Let’s get real for a second. Carrabba’s is a pretty expensive restaurant, and we can’t justify eating there outside of special occasions. And even for Carrabba’s, the filet is super pricey, so I usually opt for the chicken version. If I’m going to get Filet Bryan, I’m going to have to make it at home.
So I do. It’s not hard at all to make.
We have made Filet Bryan in two ways, both really excellent. Grilling the filets on the grill outside gives them a really nice, rich flavor that adds something to the dish. Realistically though, Joe would have to wade through my dining room garden, fight two cats who constantly try to escape, and then manage our old and in need of replacement sliding glass door in order to get out to the grill. Suffice it to say that the filets get cooked under the broiler more often than not, especially during the colder months of the year (when the plants can’t be outside), and the dish turns out just fine that way too.

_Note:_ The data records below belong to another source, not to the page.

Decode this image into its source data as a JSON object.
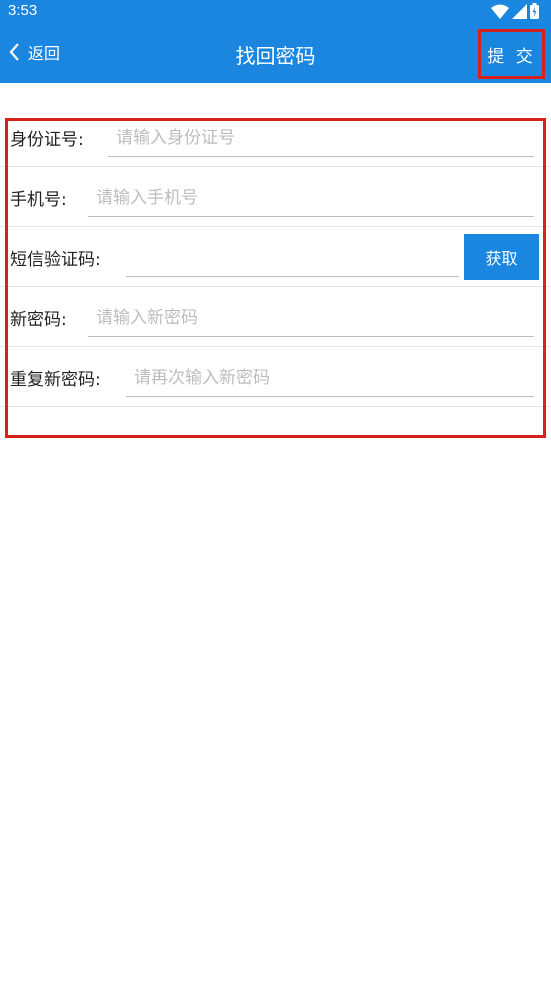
{
  "status_bar": {
    "time": "3:53"
  },
  "header": {
    "back_label": "返回",
    "title": "找回密码",
    "submit_label": "提 交"
  },
  "form": {
    "id_card": {
      "label": "身份证号:",
      "placeholder": "请输入身份证号"
    },
    "phone": {
      "label": "手机号:",
      "placeholder": "请输入手机号"
    },
    "sms_code": {
      "label": "短信验证码:",
      "placeholder": "",
      "button_label": "获取"
    },
    "new_password": {
      "label": "新密码:",
      "placeholder": "请输入新密码"
    },
    "repeat_password": {
      "label": "重复新密码:",
      "placeholder": "请再次输入新密码"
    }
  },
  "colors": {
    "primary": "#1a86df",
    "highlight": "#d9211b",
    "placeholder": "#bdbdbd"
  }
}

How to Make Copycat Carrabba’s Filet Bryan
- Cook the steaks. Brush the steaks with olive oil and season with salt and freshly ground pepper. Turn on the broiler and place a broiler pan or cast iron skillet in the oven to heat up. Place the prepared steaks on the pan and broil for 6 minutes per side if they are more than 2″ thick or 4 minutes per side if they’re on the thinner side. Remove from the oven and wrap in foil while you prepare the rest of the dish.
- Prepare the aromatics. While the steaks broil, prepare the sauce. In a medium sauce pot over medium heat, sauté onion and garlic in 2 tablespoons butter until soft and fragrant.

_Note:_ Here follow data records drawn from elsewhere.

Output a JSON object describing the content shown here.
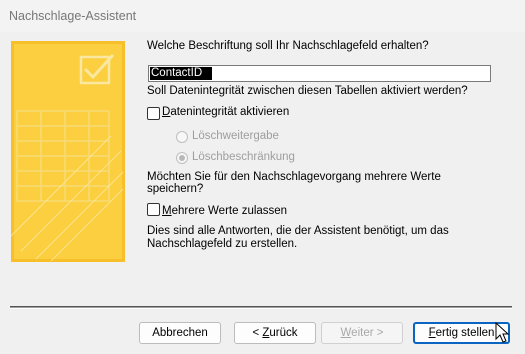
{
  "window": {
    "title": "Nachschlage-Assistent"
  },
  "prompt": {
    "question": "Welche Beschriftung soll Ihr Nachschlagefeld erhalten?"
  },
  "caption_field": {
    "value": "ContactID"
  },
  "integrity": {
    "question": "Soll Datenintegrität zwischen diesen Tabellen aktiviert werden?",
    "checkbox_label_accel": "D",
    "checkbox_label_rest": "atenintegrität aktivieren",
    "checked": false,
    "options": [
      {
        "label": "Löschweitergabe",
        "selected": false
      },
      {
        "label": "Löschbeschränkung",
        "selected": true
      }
    ]
  },
  "multivalue": {
    "question_line1": "Möchten Sie für den Nachschlagevorgang mehrere Werte",
    "question_line2": "speichern?",
    "checkbox_label_accel": "M",
    "checkbox_label_rest": "ehrere Werte zulassen",
    "checked": false
  },
  "final_note": {
    "line1": "Dies sind alle Antworten, die der Assistent benötigt, um das",
    "line2": "Nachschlagefeld zu erstellen."
  },
  "buttons": {
    "cancel": "Abbrechen",
    "back_prefix": "< ",
    "back_accel": "Z",
    "back_rest": "urück",
    "next_accel": "W",
    "next_rest": "eiter >",
    "finish_accel": "F",
    "finish_rest": "ertig stellen"
  },
  "colors": {
    "banner": "#fbcf3f",
    "default_button_border": "#0a64c2"
  }
}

- Prepare the sauce. Add white wine and lemon juice to the onions and garlic. Reduce heat to medium-low and simmer 10 minutes. (Simmer means to cook over medium-low or low heat so that small bubbles form but the liquid is not boiling.)
- Add the remaining 6 tablespoons butter a little at a time until the butter melts and the mixture is emulsified. (Emulsified means that two liquids which don’t usually combine are combined.)
- Add sun-dried tomatoes and basil and heat until just hot. If you overcook the sauce, it may break, meaning that the two liquids will separate and you won’t be able to emulsify them again.
- Assemble the Filet Bryan. Slice thick coins of goat cheese and lay on top of each filet. Warm until cheese is the consistency of sour cream. Spoon lemon butter sauce with sun-dried tomatoes over the goat cheese.
- Serve. Serve with regular or gluten-free pasta or zoodles. Pour the extra sauce and tomatoes over the pasta.